Shoppers turn to ethical goods despite recession

Spending on ethical goods and services grew by almost a fifth over two years despite the economic downturn.

The "ethical market" in the UK was worth 43.2bn in 2009 compared with 36.5bn two years earlier, an increase of 18 per cent, according to The Co-operative Bank's annual Ethical Consumerism Report.

The report has been compiled since 1999 and analyses sales data for food, household goods, eco-travel and ethical finance.

Winners throughout the downturn included Fairtrade products, the RSPCA's Freedom Food-labelled items and ethical banking.

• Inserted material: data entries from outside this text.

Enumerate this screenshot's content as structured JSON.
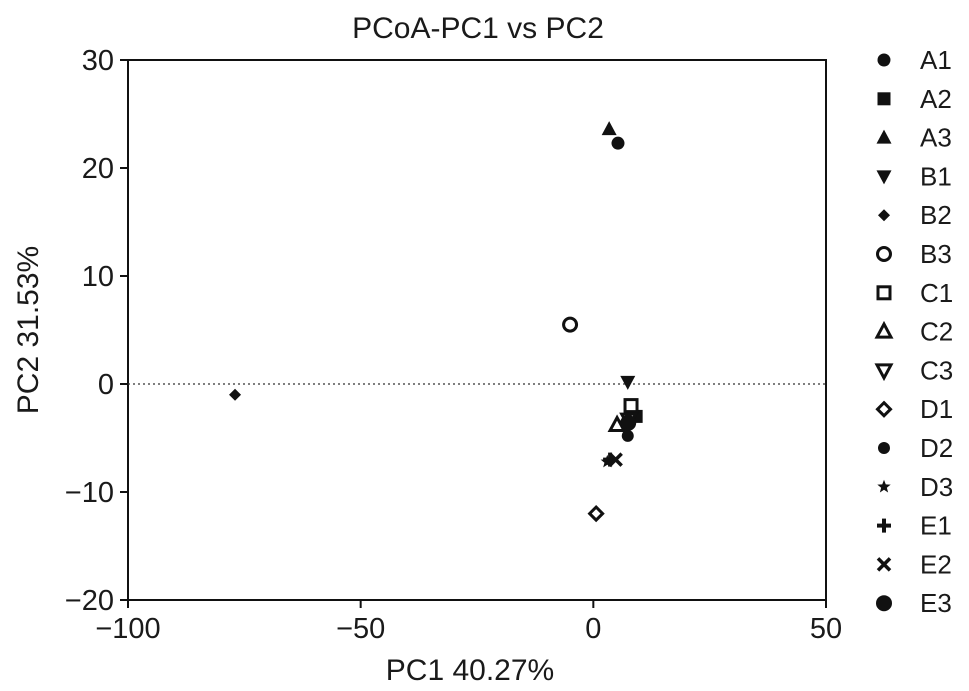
{
  "chart_data": {
    "type": "scatter",
    "title": "PCoA-PC1 vs PC2",
    "xlabel": "PC1 40.27%",
    "ylabel": "PC2 31.53%",
    "xlim": [
      -100,
      50
    ],
    "ylim": [
      -20,
      30
    ],
    "xticks": [
      -100,
      -50,
      0,
      50
    ],
    "xtick_labels": [
      "−100",
      "−50",
      "0",
      "50"
    ],
    "yticks": [
      -20,
      -10,
      0,
      10,
      20,
      30
    ],
    "ytick_labels": [
      "−20",
      "−10",
      "0",
      "10",
      "20",
      "30"
    ],
    "reference_line": {
      "y": 0,
      "style": "dotted"
    },
    "grid": false,
    "legend_position": "right",
    "series": [
      {
        "name": "A1",
        "marker": "filled-circle",
        "x": 5.3,
        "y": 22.3
      },
      {
        "name": "A2",
        "marker": "filled-square",
        "x": 9.2,
        "y": -3.0
      },
      {
        "name": "A3",
        "marker": "filled-triangle-up",
        "x": 3.4,
        "y": 23.6
      },
      {
        "name": "B1",
        "marker": "filled-triangle-down",
        "x": 7.4,
        "y": 0.2
      },
      {
        "name": "B2",
        "marker": "filled-diamond",
        "x": -77.0,
        "y": -1.0
      },
      {
        "name": "B3",
        "marker": "open-circle",
        "x": -5.0,
        "y": 5.5
      },
      {
        "name": "C1",
        "marker": "open-square",
        "x": 8.1,
        "y": -2.0
      },
      {
        "name": "C2",
        "marker": "open-triangle-up",
        "x": 5.1,
        "y": -3.8
      },
      {
        "name": "C3",
        "marker": "open-triangle-down",
        "x": 7.6,
        "y": -3.3
      },
      {
        "name": "D1",
        "marker": "open-diamond",
        "x": 0.6,
        "y": -12.0
      },
      {
        "name": "D2",
        "marker": "filled-circle-small",
        "x": 7.4,
        "y": -4.8
      },
      {
        "name": "D3",
        "marker": "star",
        "x": 3.0,
        "y": -7.2
      },
      {
        "name": "E1",
        "marker": "plus",
        "x": 3.6,
        "y": -7.0
      },
      {
        "name": "E2",
        "marker": "cross",
        "x": 4.8,
        "y": -7.0
      },
      {
        "name": "E3",
        "marker": "filled-circle-large",
        "x": 7.5,
        "y": -3.6
      }
    ]
  }
}
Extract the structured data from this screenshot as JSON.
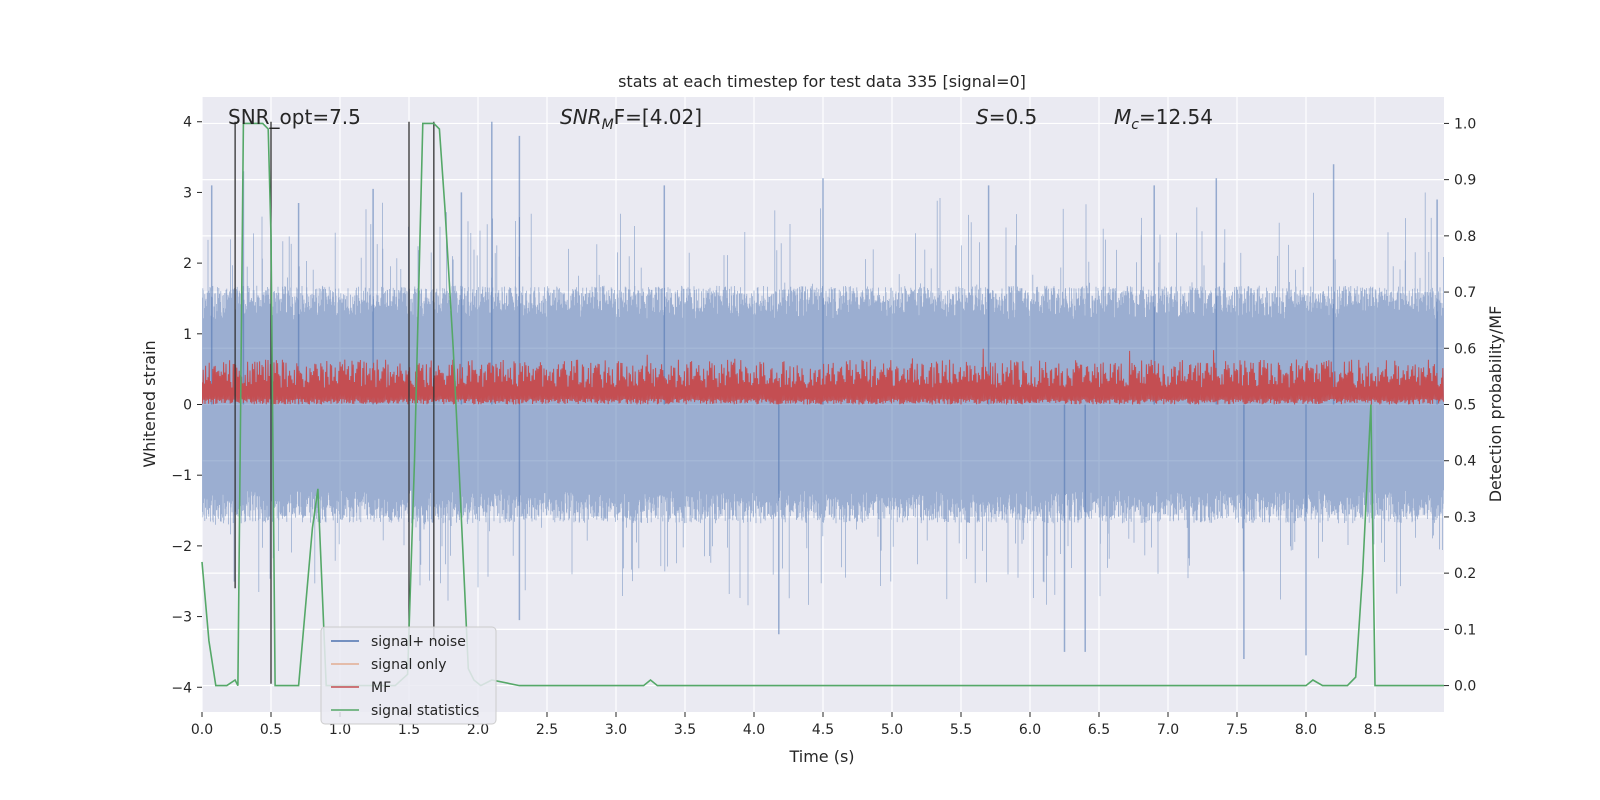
{
  "chart_data": {
    "type": "line",
    "title": "stats at each timestep for test data 335 [signal=0]",
    "xlabel": "Time (s)",
    "ylabel": "Whitened strain",
    "y2label": "Detection probability/MF",
    "xlim": [
      0.0,
      9.0
    ],
    "ylim": [
      -4.35,
      4.35
    ],
    "y2lim": [
      -0.047,
      1.047
    ],
    "x_ticks": [
      0.0,
      0.5,
      1.0,
      1.5,
      2.0,
      2.5,
      3.0,
      3.5,
      4.0,
      4.5,
      5.0,
      5.5,
      6.0,
      6.5,
      7.0,
      7.5,
      8.0,
      8.5
    ],
    "x_tick_labels": [
      "0.0",
      "0.5",
      "1.0",
      "1.5",
      "2.0",
      "2.5",
      "3.0",
      "3.5",
      "4.0",
      "4.5",
      "5.0",
      "5.5",
      "6.0",
      "6.5",
      "7.0",
      "7.5",
      "8.0",
      "8.5"
    ],
    "y_ticks": [
      -4,
      -3,
      -2,
      -1,
      0,
      1,
      2,
      3,
      4
    ],
    "y_tick_labels": [
      "−4",
      "−3",
      "−2",
      "−1",
      "0",
      "1",
      "2",
      "3",
      "4"
    ],
    "y2_ticks": [
      0.0,
      0.1,
      0.2,
      0.3,
      0.4,
      0.5,
      0.6,
      0.7,
      0.8,
      0.9,
      1.0
    ],
    "y2_tick_labels": [
      "0.0",
      "0.1",
      "0.2",
      "0.3",
      "0.4",
      "0.5",
      "0.6",
      "0.7",
      "0.8",
      "0.9",
      "1.0"
    ],
    "grid": true,
    "annotations": {
      "snr_opt": "SNR_opt=7.5",
      "snr_mf_sym": "SNR",
      "snr_mf_sub": "M",
      "snr_mf_rest": "F=[4.02]",
      "s_sym": "S",
      "s_rest": "=0.5",
      "mc_sym": "M",
      "mc_sub": "c",
      "mc_rest": "=12.54"
    },
    "legend": {
      "placement": "lower-left",
      "entries": [
        {
          "label": "signal+ noise",
          "color": "#4c72b0"
        },
        {
          "label": "signal only",
          "color": "#dd8452"
        },
        {
          "label": "MF",
          "color": "#c44e52"
        },
        {
          "label": "signal statistics",
          "color": "#55a868"
        }
      ]
    },
    "series": [
      {
        "name": "signal+ noise",
        "color": "#4c72b0",
        "axis": "left",
        "description": "dense noise band, typical envelope ±1.6, peaks to about ±4",
        "typical_amplitude": 1.6,
        "notable_peaks": [
          [
            0.07,
            3.1
          ],
          [
            0.3,
            3.3
          ],
          [
            0.7,
            2.85
          ],
          [
            1.24,
            3.05
          ],
          [
            1.88,
            3.0
          ],
          [
            2.1,
            4.0
          ],
          [
            2.3,
            3.8
          ],
          [
            3.35,
            3.1
          ],
          [
            4.5,
            3.2
          ],
          [
            5.7,
            3.1
          ],
          [
            6.9,
            3.1
          ],
          [
            7.35,
            3.2
          ],
          [
            8.2,
            3.4
          ],
          [
            8.95,
            2.9
          ],
          [
            4.18,
            -3.25
          ],
          [
            6.25,
            -3.5
          ],
          [
            6.4,
            -3.5
          ],
          [
            7.55,
            -3.6
          ],
          [
            8.0,
            -3.55
          ],
          [
            2.3,
            -3.05
          ]
        ]
      },
      {
        "name": "MF",
        "color": "#c44e52",
        "axis": "right",
        "description": "matched-filter output oscillating between about 0.5 and 0.62",
        "baseline": 0.5,
        "typical_top": 0.58,
        "max": 0.62
      },
      {
        "name": "signal statistics",
        "color": "#55a868",
        "axis": "right",
        "x": [
          0.0,
          0.05,
          0.1,
          0.18,
          0.24,
          0.26,
          0.3,
          0.44,
          0.48,
          0.5,
          0.53,
          0.58,
          0.64,
          0.7,
          0.8,
          0.84,
          0.9,
          1.4,
          1.49,
          1.54,
          1.6,
          1.68,
          1.72,
          1.76,
          1.82,
          1.86,
          1.93,
          1.97,
          2.02,
          2.1,
          2.3,
          3.2,
          3.25,
          3.3,
          4.0,
          8.0,
          8.05,
          8.12,
          8.3,
          8.36,
          8.41,
          8.47,
          8.5,
          9.0
        ],
        "values": [
          0.22,
          0.08,
          0.0,
          0.0,
          0.01,
          0.0,
          1.0,
          1.0,
          0.99,
          0.8,
          0.0,
          0.0,
          0.0,
          0.0,
          0.28,
          0.35,
          0.0,
          0.0,
          0.02,
          0.4,
          1.0,
          1.0,
          0.99,
          0.85,
          0.6,
          0.4,
          0.03,
          0.01,
          0.0,
          0.01,
          0.0,
          0.0,
          0.01,
          0.0,
          0.0,
          0.0,
          0.01,
          0.0,
          0.0,
          0.015,
          0.2,
          0.5,
          0.0,
          0.0
        ]
      },
      {
        "name": "markers",
        "color": "#333333",
        "axis": "left",
        "description": "thin vertical marker lines",
        "x": [
          0.24,
          0.5,
          1.5,
          1.68
        ],
        "top": [
          4.0,
          4.0,
          4.0,
          4.0
        ],
        "bottom": [
          -2.6,
          -3.95,
          -3.35,
          -3.35
        ]
      }
    ]
  }
}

However organic food, rechargeable batteries and real nappies, as opposed to disposable versions, lost out.

Spending on ethical food and drink increased by 27 per cent to reach 6.5bn, or 8 per cent of all food and drink sales.

Fairtrade food grew by 64 per cent to reach sales of 749m, while sales of Freedom Food products tripled in two years to reach 122m.

Sales of organic food fell by 14 per cent to 1,704m.

Ethical personal products including clothing and cosmetics was the fastest growing sector, increasing by 29 per cent to 1.8bn.

The market for green home products such as energy efficient appliances grew by 8 per cent in two years to reach 7.1bn.

Ethical finance increased by 23 per cent to reach 19.3bn between 2007 and 2009, helped by a "flight to trust" among consumers disenchanted with much of the financial services sector.

Tim Franklin, chief operating officer of The Co-operative Financial Services, said: "This annual report clearly shows that the growth in ethical consumerism continues to outstrip the market as a whole. I have no doubt that this will come as a surprise to those commentators who thought ethical considerations would be the first casualty of an economic downturn.